The Times Discovers the January 6 Culprits
The miscreants are collared by the Gray Lady’s star columnist and a pair of professors.
The latest scoop from the New York Times’s star columnist, Michelle Goldberg, is turning up the culprit for January 6. It is not President Trump, who urged his supporters to “fight like hell.” It’s not the Proud Boys, for violence. It is not Speaker Pelosi, for failing to ensure that the Capitol was properly defended. Instead, it is that prehistoric posse of James Madison, George Washington, Roger Sherman, and their ilk. That is, it was the Framers’ fault.
Ms. Goldberg turns to two Harvard professors, Steven Levitsky and Daniel Ziblatt, for help understanding “our unfolding ordeal.” In a new book, these sages “attempt to make sense of how American democracy eroded so fast.” The answer, “disturbing” though it might be, “lies in our Constitution, the very document Americans rely on to defend us from autocracy,” particularly its “countermajoritarian provisions.” In other words, its entire design.
Lamenting that “Republicans have won the popular vote in only one out of the last eight presidential elections, and yet have had three Electoral College victories,” Ms. Goldberg, studying Messrs. Levitsky and Ziblatt, realizes now that “our system is unique in the way it empowers a minority ideological faction at the expense of everyone else.” This arrangement is not an offspring of “judicious wisdom,” but of “accident, contingency” and “capitulation.”
The pitch of Ms. Goldberg’s piece reminds us of an op-ed the Grey Lady ran a year ago. It was also wreathed in Ivy. In “The Constitution Is Broken and Should Not Be Reclaimed,” a professor at Yale, Samuel Moyn, issued a call to “reclaim America from constitutionalism.” He calls the Constitution a “broken” document and a dead claw of “the past.” Better, he reckons, to “radically alter the basic rules of the game.”
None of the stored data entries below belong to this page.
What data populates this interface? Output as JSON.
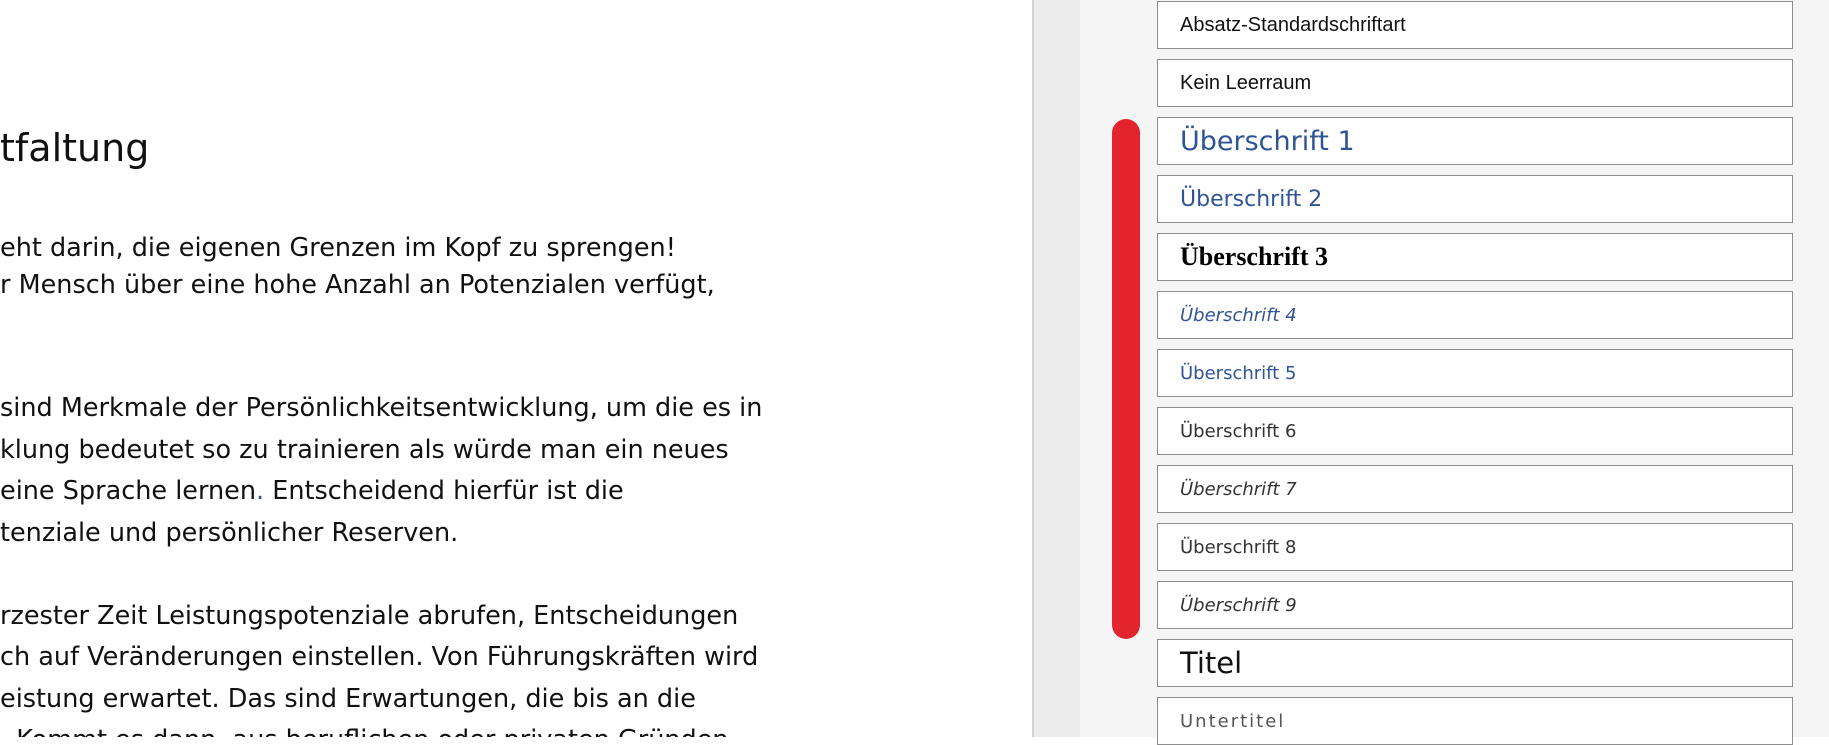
{
  "document": {
    "heading": "tfaltung",
    "lines": [
      "eht darin, die eigenen Grenzen im Kopf zu sprengen!",
      "r Mensch über eine hohe Anzahl an Potenzialen verfügt,",
      " sind Merkmale der Persönlichkeitsentwicklung, um die es in",
      "klung bedeutet so zu trainieren als würde man ein neues",
      "eine Sprache lernen",
      "tenziale und persönlicher Reserven.",
      "rzester Zeit Leistungspotenziale abrufen, Entscheidungen",
      "ch auf Veränderungen einstellen. Von Führungskräften wird",
      "eistung erwartet. Das sind Erwartungen, die bis an die",
      ". Kommt es dann, aus beruflichen oder privaten Gründen"
    ],
    "line5_accent": ".",
    "line5_rest": " Entscheidend hierfür ist die"
  },
  "styles_pane": {
    "items": [
      {
        "label": "Absatz-Standardschriftart"
      },
      {
        "label": "Kein Leerraum"
      },
      {
        "label": "Überschrift 1"
      },
      {
        "label": "Überschrift 2"
      },
      {
        "label": "Überschrift 3"
      },
      {
        "label": "Überschrift 4"
      },
      {
        "label": "Überschrift 5"
      },
      {
        "label": "Überschrift 6"
      },
      {
        "label": "Überschrift 7"
      },
      {
        "label": "Überschrift 8"
      },
      {
        "label": "Überschrift 9"
      },
      {
        "label": "Titel"
      },
      {
        "label": "Untertitel"
      }
    ],
    "scrollbar_color": "#e3232e",
    "heading_color": "#2f5496"
  }
}
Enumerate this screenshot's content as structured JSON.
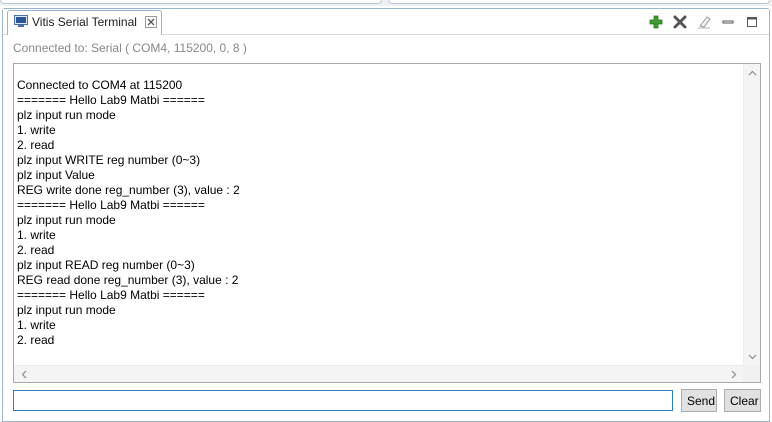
{
  "view": {
    "tab_title": "Vitis Serial Terminal",
    "icons": {
      "tab_icon": "terminal-monitor-icon",
      "close": "close-icon",
      "toolbar": [
        "add-plus-icon",
        "remove-x-icon",
        "eraser-icon",
        "minimize-icon",
        "maximize-icon"
      ]
    }
  },
  "status": {
    "text": "Connected to: Serial ( COM4, 115200, 0, 8 )"
  },
  "console": {
    "lines": [
      "Connected to COM4 at 115200",
      "======= Hello Lab9 Matbi ======",
      "plz input run mode",
      "1. write",
      "2. read",
      "plz input WRITE reg number (0~3)",
      "plz input Value",
      "REG write done reg_number (3), value : 2",
      "======= Hello Lab9 Matbi ======",
      "plz input run mode",
      "1. write",
      "2. read",
      "plz input READ reg number (0~3)",
      "REG read done reg_number (3), value : 2",
      "======= Hello Lab9 Matbi ======",
      "plz input run mode",
      "1. write",
      "2. read"
    ]
  },
  "input": {
    "value": "",
    "send_label": "Send",
    "clear_label": "Clear"
  },
  "colors": {
    "accent_border": "#2f7dbd",
    "tab_border": "#99b4d1",
    "plus_green": "#3c9b2e",
    "status_gray": "#888888"
  }
}
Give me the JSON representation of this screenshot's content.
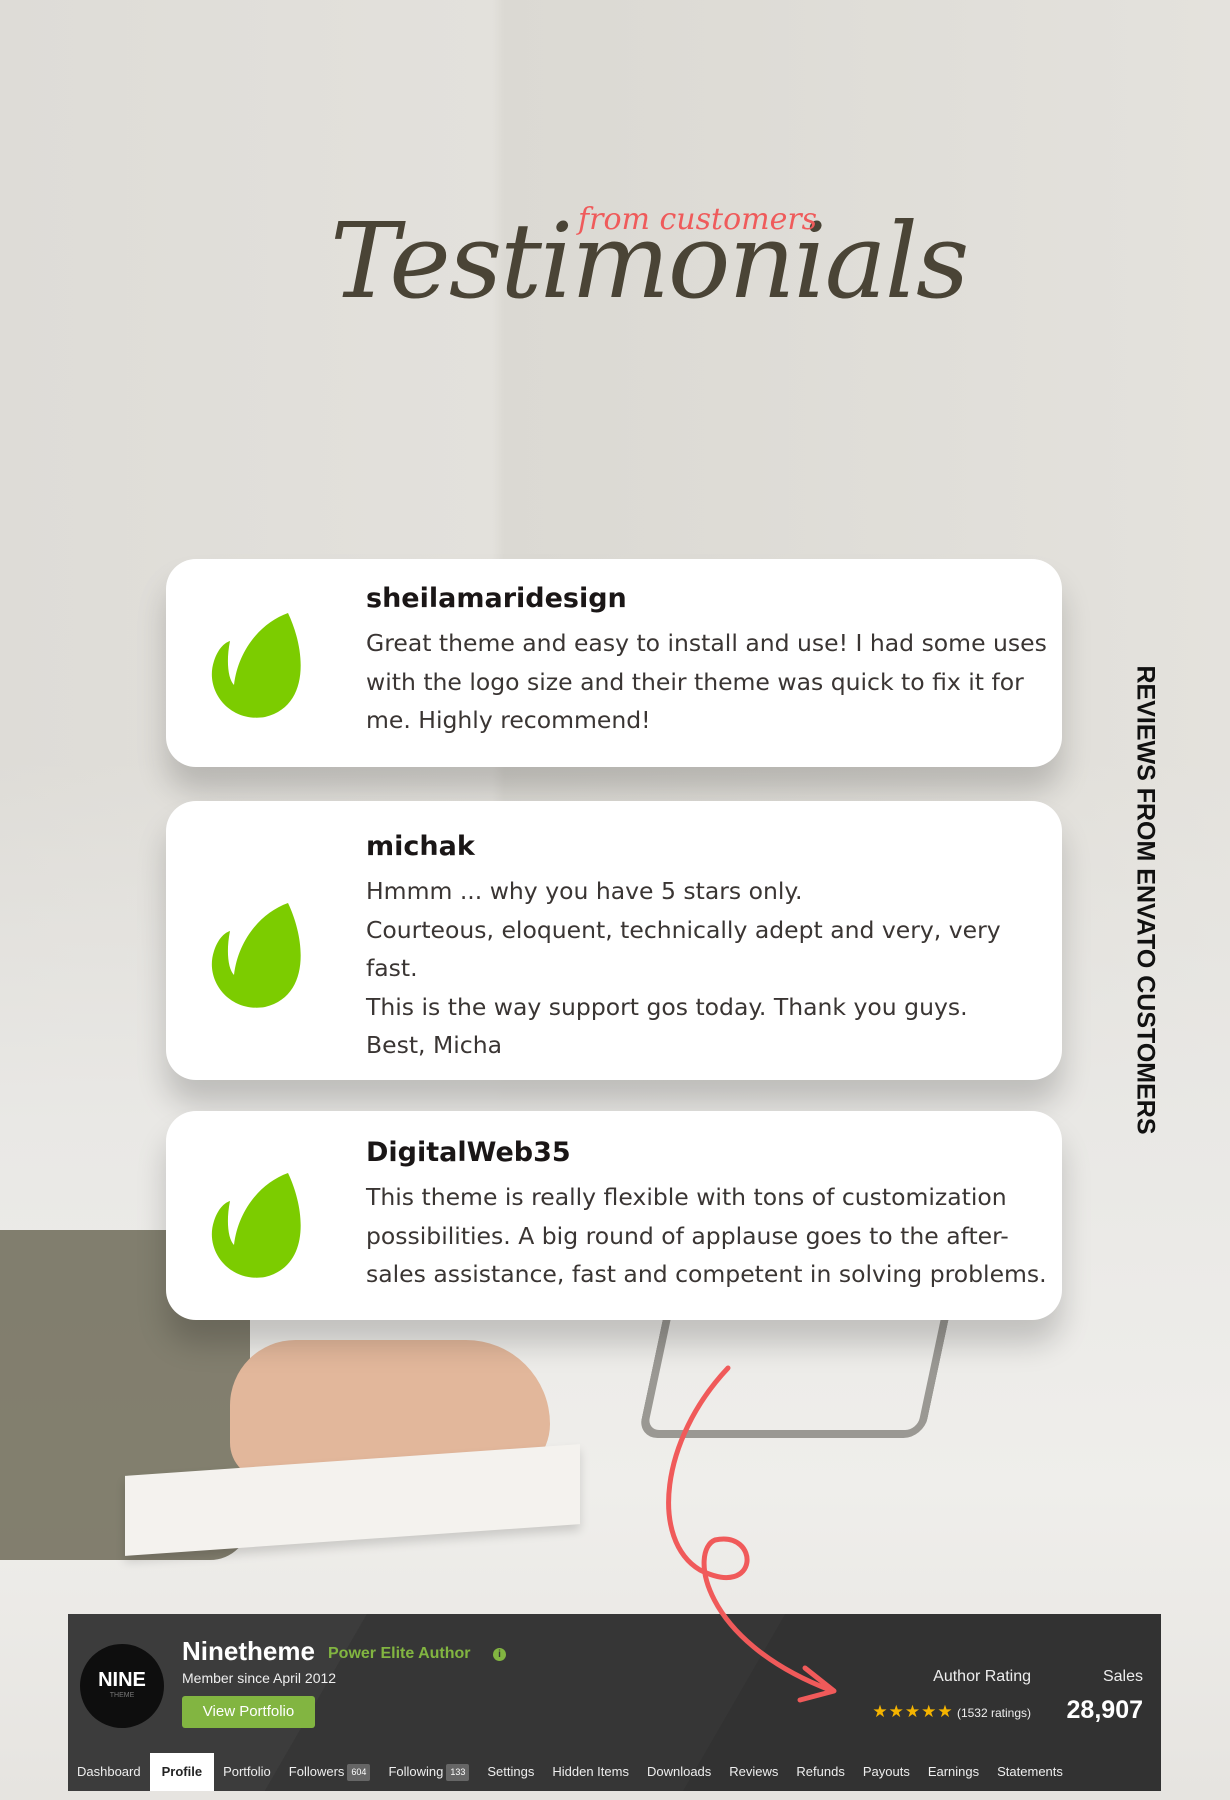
{
  "header": {
    "title": "Testimonials",
    "subtitle": "from customers"
  },
  "side_label": "REVIEWS FROM ENVATO CUSTOMERS",
  "colors": {
    "accent": "#ef5b5b",
    "leaf": "#7ccc00",
    "brand_green": "#82b541",
    "bar_bg": "#363636"
  },
  "reviews": [
    {
      "name": "sheilamaridesign",
      "text": "Great theme and easy to install and use! I had some uses\nwith the logo size and their theme was quick to fix it for\nme. Highly recommend!",
      "icon": "envato-leaf-icon"
    },
    {
      "name": "michak",
      "text": "Hmmm ... why you have 5 stars only.\nCourteous, eloquent, technically adept and very, very fast.\nThis is the way support gos today. Thank you guys.\nBest, Micha",
      "icon": "envato-leaf-icon"
    },
    {
      "name": "DigitalWeb35",
      "text": "This theme is really flexible with tons of customization\npossibilities. A big round of applause goes to the after-\nsales assistance, fast and competent in solving problems.",
      "icon": "envato-leaf-icon"
    }
  ],
  "profile": {
    "avatar_text": "NINE",
    "avatar_sub": "THEME",
    "username": "Ninetheme",
    "badge": "Power Elite Author",
    "info_icon": "i",
    "member_since": "Member since April 2012",
    "view_portfolio": "View Portfolio",
    "rating_label": "Author Rating",
    "stars": "★★★★★",
    "rating_value": 5,
    "ratings": "(1532 ratings)",
    "sales_label": "Sales",
    "sales": "28,907",
    "tabs": [
      {
        "label": "Dashboard"
      },
      {
        "label": "Profile",
        "active": true
      },
      {
        "label": "Portfolio"
      },
      {
        "label": "Followers",
        "count": "604"
      },
      {
        "label": "Following",
        "count": "133"
      },
      {
        "label": "Settings"
      },
      {
        "label": "Hidden Items"
      },
      {
        "label": "Downloads"
      },
      {
        "label": "Reviews"
      },
      {
        "label": "Refunds"
      },
      {
        "label": "Payouts"
      },
      {
        "label": "Earnings"
      },
      {
        "label": "Statements"
      }
    ]
  }
}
Ms. Goldberg relates Messrs. Levitsky and Ziblatt’s estimation that the national parchment was “designed in a pre-democratic era” and allows “partisan minorities to routinely thwart majorities, and sometimes even govern them.” You can sense the outrage through the quotation marks. Is it really a vice, though, to protect minorities? History is littered with stories of evil that was wreaked by majorities unchecked by any constitution.
In 10 Federalist, James Madison writes that “Measures are too often decided, not according to the rules of justice and the rights of the minor party, but by the superior force of an interested and overbearing majority.” In seeking to move beyond the Constitution, Ms. Goldberg would refashion the Framers’ guardrails as so many inconvenient speedbumps. She describes Democrats as “reluctant to delegitimize” the parchment. We should be so lucky.
We’re not suggesting the Constitution can’t be improved. We ourselves have endorsed a convention of the states. That, though, would be in search of a more perfect union, not a plan to cashier the framework of the Founding Fathers. We can’t help wondering what the Democrats might do when an unchecked majority comes for them — or, heaven forfend, breaches the capital structure that enables a tiny minority of shareholders to control the Times itself.